Period of Divided Government
The Watergate scandal and Nixon’s resignation in 1974 saw a weakened GOP and the eventual loss by Gerald Ford to Jimmy Carter in 1976. Reagan attracted a Democratic base of middle-class workers to his candidacy. From 1981 to 1986 the Republicans were able to control the Senate. There was an emergence of an ideological party era with the election of Bill Clinton in 1992. Although Clinton had a democratic majority in both houses during his first term, passing legislation faced conflict due to liberals, moderates and conservatives not always voting on party lines.
Third Parties
Third parties, although knowing they have virtually no chance of winning, still wage a vocal campaign. Third political parties are ideological, single-issue oriented, economically motivated, and personality driven. People gradually moving away from their parties had become more of a trend in today’s view of party loyalty. Ross Perot gained 20% of the popular vote in the 1992 election, although he did not get any electoral votes. In 1996 he ran again with United We Stand but got less than 10% of the popular vote
Party Dealignment
Party dealignment, or people gradually moving away from their parties to become independents, has become more of a trend in today’s view of party loyalty. The shift of traditional Southern Democrats to the Republican Party came about because many voters perceived the Republicans as a more conservative party than the Democrats.
The Tea Party
The Tea Party emerged out of old Republican leaders and successfully defeated many Republican Senators and Congressmen in primaries. The Tea Party later supported many Republican gubernatorial and congressional candidates, contributing to the success of the Republicans in the 2010 midterms. The Tea Party supports lower federal power, balancing the national budget through spending cuts (“generational theft”), personal responsibility vs. handouts, and no excessive taxes.
Organization
The role of the party caucus and party primary has grown in importance. The role of the national convention is to publicize the party’s position. After the disastrous 1968 Democratic Convention, the McGovern-Frasier Commission brought significant representation changes to the party, making future conventions more democratic. In 1982 another reform was made to make 15% of the delegates superdelegates, made up of party leaders and elected party officials. The Republicans made reforms to regenerate party identification after the 1992 Republican Convention was said to be dominated by conservatives
The national committee is the governing body of the political party. It responds to the direction of the national chairperson. The presidential candidates nominated at the convention select the national chairperson.

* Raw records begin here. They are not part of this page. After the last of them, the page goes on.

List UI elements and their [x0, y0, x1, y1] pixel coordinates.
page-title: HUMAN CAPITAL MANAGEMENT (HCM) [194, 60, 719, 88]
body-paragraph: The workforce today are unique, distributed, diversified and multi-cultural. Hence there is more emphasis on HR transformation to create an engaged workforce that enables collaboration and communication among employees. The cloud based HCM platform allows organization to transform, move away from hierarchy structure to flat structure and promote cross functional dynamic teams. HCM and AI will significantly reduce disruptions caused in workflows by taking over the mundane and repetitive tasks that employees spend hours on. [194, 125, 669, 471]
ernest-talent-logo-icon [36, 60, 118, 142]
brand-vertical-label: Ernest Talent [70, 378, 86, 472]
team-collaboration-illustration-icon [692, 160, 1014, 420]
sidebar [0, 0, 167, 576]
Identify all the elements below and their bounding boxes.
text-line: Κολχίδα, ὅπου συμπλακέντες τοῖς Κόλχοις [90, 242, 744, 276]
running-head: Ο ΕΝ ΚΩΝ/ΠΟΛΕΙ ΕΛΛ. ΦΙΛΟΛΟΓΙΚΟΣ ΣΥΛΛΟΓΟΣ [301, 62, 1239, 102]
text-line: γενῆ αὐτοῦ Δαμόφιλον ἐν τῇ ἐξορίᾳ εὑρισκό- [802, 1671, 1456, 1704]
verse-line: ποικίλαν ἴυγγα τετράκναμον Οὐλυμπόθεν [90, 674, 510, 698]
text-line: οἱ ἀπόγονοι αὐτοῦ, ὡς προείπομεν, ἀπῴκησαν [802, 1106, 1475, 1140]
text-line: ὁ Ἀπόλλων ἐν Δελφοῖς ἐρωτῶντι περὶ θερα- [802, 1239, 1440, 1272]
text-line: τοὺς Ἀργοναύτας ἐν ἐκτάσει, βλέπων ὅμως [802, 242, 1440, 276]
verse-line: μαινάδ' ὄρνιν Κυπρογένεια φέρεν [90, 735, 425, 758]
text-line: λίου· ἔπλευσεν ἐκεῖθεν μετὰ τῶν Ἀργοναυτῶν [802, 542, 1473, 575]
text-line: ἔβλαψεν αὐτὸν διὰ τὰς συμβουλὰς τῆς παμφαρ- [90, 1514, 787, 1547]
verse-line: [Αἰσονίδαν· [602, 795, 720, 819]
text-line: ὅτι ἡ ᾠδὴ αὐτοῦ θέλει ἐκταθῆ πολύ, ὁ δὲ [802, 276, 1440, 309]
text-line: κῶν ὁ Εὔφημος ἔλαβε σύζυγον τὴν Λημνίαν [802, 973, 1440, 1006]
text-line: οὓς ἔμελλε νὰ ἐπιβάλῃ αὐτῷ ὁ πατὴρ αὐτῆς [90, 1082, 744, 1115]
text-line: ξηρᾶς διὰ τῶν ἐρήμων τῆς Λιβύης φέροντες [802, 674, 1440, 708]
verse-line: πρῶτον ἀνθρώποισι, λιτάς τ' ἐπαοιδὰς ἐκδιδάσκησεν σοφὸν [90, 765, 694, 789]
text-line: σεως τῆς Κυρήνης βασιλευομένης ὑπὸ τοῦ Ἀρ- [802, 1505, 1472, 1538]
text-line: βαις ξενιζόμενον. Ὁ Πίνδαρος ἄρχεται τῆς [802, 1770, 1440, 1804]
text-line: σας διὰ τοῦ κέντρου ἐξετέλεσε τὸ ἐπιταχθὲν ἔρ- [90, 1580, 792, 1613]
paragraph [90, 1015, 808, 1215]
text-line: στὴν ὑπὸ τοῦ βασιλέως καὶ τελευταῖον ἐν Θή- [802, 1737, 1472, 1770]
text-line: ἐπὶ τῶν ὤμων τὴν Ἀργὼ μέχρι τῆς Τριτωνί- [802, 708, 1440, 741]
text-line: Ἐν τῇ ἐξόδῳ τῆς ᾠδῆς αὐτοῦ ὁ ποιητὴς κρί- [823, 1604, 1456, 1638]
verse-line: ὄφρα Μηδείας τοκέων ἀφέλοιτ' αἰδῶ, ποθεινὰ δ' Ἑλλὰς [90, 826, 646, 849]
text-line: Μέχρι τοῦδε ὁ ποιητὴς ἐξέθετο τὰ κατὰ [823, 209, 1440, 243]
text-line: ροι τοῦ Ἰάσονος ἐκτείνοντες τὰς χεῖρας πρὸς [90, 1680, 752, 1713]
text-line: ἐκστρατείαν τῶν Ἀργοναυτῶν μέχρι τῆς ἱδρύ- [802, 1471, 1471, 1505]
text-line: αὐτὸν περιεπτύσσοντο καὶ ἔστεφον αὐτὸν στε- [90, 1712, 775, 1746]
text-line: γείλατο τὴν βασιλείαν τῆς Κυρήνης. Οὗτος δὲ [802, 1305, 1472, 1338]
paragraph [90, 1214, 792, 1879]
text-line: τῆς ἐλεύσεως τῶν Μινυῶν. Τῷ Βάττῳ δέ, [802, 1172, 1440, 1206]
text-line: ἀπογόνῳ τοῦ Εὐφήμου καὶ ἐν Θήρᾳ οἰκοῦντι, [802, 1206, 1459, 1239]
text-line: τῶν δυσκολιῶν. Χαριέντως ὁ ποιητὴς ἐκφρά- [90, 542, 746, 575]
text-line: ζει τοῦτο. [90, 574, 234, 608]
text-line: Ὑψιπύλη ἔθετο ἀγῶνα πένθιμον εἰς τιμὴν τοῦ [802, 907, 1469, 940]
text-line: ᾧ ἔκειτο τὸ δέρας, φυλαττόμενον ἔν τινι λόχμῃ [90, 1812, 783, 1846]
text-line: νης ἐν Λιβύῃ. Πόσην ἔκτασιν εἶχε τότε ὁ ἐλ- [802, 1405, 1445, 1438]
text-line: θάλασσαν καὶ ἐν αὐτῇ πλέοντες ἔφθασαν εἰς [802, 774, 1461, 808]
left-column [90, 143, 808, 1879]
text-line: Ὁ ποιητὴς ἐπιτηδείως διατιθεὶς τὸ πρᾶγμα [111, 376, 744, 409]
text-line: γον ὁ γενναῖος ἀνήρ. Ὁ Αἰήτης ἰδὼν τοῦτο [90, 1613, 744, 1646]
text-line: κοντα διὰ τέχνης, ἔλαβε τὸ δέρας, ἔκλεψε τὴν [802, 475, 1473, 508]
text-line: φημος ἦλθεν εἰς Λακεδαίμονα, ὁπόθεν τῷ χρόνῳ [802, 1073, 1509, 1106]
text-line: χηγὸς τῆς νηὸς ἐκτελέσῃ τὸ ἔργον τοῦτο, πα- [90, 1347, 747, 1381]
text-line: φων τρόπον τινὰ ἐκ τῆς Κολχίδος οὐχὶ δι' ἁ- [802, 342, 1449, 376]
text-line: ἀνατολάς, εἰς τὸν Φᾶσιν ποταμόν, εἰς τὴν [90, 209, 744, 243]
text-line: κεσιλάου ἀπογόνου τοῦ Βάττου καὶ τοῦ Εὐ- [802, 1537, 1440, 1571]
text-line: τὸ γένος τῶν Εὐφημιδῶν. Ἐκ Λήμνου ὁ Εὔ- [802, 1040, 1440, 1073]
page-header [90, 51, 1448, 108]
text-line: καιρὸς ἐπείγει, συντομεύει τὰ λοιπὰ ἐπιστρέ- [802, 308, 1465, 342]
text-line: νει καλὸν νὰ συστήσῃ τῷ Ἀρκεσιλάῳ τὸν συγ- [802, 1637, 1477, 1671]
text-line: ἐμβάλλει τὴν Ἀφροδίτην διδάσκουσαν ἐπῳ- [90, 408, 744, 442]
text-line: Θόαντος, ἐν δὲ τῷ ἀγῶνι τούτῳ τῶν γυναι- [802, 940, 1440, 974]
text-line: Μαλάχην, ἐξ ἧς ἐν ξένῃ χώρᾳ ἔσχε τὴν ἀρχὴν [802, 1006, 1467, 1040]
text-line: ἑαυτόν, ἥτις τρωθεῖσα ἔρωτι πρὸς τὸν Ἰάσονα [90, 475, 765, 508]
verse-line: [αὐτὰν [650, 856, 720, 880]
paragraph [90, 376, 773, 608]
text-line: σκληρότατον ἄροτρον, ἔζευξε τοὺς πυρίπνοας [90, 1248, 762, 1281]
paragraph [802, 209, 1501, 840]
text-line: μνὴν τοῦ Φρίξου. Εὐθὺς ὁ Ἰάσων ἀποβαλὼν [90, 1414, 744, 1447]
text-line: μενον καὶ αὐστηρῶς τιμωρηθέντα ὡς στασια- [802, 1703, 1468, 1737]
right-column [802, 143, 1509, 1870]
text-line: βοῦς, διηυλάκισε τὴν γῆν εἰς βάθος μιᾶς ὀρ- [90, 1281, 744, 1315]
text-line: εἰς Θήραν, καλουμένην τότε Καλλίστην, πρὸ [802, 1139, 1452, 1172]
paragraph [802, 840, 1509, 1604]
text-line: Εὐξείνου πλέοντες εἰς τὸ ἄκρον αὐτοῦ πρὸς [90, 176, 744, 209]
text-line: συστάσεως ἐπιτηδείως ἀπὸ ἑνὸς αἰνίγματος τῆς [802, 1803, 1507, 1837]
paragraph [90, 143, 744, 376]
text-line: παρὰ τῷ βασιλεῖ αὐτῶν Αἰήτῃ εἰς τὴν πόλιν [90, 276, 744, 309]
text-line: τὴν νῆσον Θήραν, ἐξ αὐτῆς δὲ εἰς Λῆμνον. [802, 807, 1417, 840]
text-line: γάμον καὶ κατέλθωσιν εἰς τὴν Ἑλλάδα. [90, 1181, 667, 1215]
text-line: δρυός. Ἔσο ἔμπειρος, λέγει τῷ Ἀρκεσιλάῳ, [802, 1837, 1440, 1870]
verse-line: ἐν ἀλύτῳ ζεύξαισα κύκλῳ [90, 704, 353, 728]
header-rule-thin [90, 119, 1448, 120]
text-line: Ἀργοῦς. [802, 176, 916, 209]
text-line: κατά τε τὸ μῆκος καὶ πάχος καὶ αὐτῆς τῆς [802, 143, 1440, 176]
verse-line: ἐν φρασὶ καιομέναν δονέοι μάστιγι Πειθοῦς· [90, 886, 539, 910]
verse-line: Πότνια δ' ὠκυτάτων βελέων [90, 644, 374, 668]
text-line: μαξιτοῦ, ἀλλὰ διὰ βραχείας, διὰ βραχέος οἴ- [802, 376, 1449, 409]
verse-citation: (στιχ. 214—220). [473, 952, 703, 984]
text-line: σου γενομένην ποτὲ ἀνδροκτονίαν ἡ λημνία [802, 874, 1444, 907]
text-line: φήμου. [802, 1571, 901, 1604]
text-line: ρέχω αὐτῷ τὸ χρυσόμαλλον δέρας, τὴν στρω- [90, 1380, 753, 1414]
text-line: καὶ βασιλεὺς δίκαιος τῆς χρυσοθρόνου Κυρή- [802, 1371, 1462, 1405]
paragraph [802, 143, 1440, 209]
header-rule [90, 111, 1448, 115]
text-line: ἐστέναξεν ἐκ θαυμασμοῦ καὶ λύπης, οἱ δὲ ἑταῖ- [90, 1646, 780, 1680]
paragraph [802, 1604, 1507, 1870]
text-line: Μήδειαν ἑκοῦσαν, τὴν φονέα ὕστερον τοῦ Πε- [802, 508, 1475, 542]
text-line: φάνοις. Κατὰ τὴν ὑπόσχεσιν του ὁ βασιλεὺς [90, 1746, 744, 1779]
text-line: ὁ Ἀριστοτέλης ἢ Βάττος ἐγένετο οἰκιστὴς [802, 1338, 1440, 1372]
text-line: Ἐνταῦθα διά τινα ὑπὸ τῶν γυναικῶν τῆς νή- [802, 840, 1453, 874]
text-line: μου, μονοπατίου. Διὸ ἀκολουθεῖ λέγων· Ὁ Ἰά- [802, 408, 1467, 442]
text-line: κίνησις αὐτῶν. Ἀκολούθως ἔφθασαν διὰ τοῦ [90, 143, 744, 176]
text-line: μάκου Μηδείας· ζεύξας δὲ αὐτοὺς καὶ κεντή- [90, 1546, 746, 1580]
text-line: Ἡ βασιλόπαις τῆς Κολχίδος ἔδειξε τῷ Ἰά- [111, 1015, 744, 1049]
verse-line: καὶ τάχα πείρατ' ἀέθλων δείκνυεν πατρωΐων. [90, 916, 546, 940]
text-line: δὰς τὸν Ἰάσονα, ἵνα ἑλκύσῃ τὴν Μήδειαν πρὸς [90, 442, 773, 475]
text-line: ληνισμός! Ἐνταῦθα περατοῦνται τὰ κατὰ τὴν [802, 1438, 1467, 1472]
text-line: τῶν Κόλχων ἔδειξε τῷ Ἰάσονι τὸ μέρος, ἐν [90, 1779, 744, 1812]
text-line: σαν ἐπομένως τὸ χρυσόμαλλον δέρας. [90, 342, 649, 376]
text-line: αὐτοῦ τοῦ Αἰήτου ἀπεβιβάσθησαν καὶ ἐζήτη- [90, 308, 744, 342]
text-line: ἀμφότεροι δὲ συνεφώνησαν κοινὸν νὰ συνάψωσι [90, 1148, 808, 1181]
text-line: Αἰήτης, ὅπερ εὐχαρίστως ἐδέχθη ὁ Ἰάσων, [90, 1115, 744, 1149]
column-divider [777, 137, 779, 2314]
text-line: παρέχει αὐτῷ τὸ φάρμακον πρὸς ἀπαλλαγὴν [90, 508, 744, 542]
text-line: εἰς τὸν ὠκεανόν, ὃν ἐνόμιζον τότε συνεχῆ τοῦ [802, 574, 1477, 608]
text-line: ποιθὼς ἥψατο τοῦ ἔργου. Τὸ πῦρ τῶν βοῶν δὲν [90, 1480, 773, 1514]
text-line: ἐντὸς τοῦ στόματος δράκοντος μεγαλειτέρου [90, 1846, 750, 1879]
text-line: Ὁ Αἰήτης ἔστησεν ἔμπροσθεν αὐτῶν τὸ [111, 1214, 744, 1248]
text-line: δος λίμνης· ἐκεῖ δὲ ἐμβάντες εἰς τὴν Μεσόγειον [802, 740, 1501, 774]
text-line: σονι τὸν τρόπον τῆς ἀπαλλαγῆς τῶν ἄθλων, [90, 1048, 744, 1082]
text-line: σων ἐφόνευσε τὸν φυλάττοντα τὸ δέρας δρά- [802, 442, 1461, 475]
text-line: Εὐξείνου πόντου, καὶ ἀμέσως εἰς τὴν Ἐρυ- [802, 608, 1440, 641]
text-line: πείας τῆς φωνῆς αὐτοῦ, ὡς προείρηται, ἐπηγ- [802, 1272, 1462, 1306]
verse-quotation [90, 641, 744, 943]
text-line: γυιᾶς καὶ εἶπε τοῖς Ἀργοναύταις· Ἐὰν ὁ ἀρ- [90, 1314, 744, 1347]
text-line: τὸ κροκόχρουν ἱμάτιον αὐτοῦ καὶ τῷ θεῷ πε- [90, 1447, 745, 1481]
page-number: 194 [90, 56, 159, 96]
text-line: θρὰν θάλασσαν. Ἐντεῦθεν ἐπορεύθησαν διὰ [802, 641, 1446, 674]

The future is not bright for political parties. More and more people are calling themselves independents. More and more ticket splitting (where people don’t vote by party alignment, but for individual candidates) has taken place. The impact of the media on the campaign has weakened has weakened the ability of the party to convey its message to the people. Special interest groups and PACs have reduced the need for elected officials to use traditional party resources.